Kitsap County health officials reported Monday that it has had negative tests for 113 residents in the county through March 16.
Forty-eight people in Washington have died from COVID-19, the Washington State Department of Health reported Monday.
In a new assessment of the spread of COVID-19, state health officials reported Saturday that there have been 904 confirmed cases of the virus in Washington.
Seven cases of COVID-19 have been confirmed in Kitsap County.
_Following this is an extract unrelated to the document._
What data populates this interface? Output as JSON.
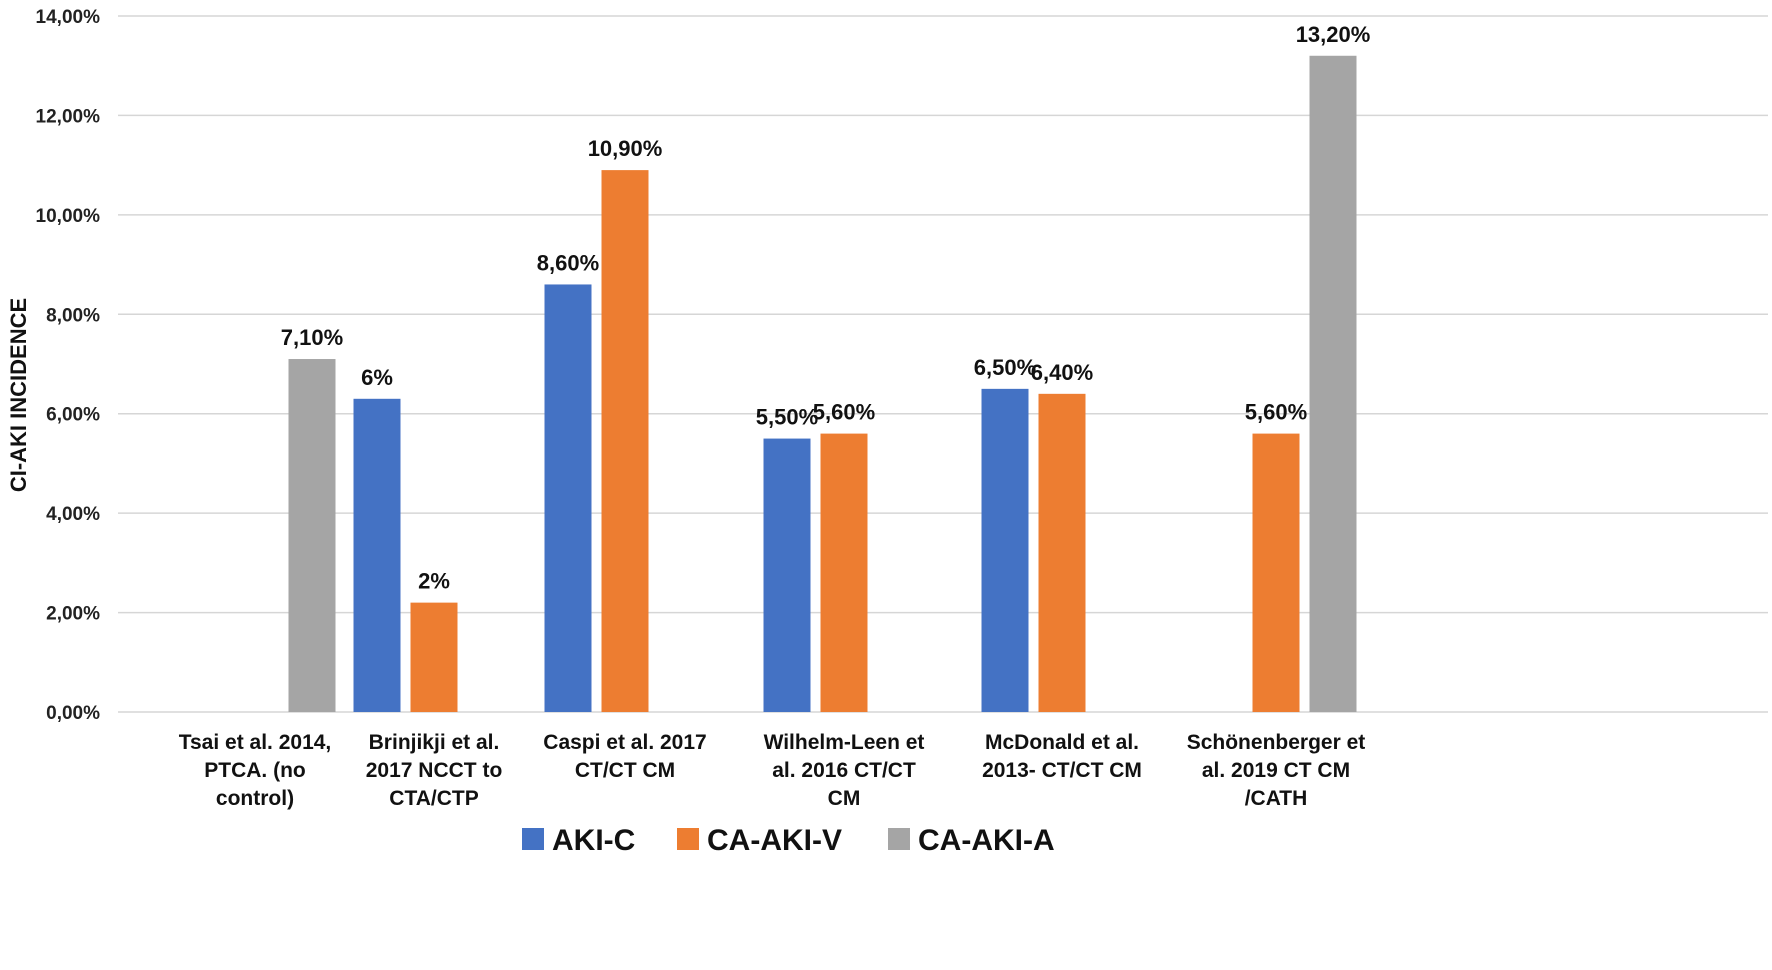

According to updated guidelines the Kitsap Public Health District has received from the state Department of Health, people who should be tested include:
• Patients hospitalized with severe lower respiratory illness;
• Staff who work in any setting where health care services are delivered (including clinics, hospitals, behavioral health care clinics);
• Patients in other public safety occupations (including law enforcement, firefighters, and EMS personnel); and
• Patients who live or work in an institutional setting (including jails and other correctional facilities, long-term care facilities, homeless/shelters).
The state is recommending tests if patient symptoms worsen or if healthcare provider recommends testing for patients older than 60 years, patients with underlying medical conditions, and pregnant women.
According to the state Department of Health, there is “no need to test younger, healthy individuals with mild illness.”
Testing is also not recommended for persons who are asymptomatic (people who do not have symptoms).
Health officials also noted that a negative test result does not rule out an infection.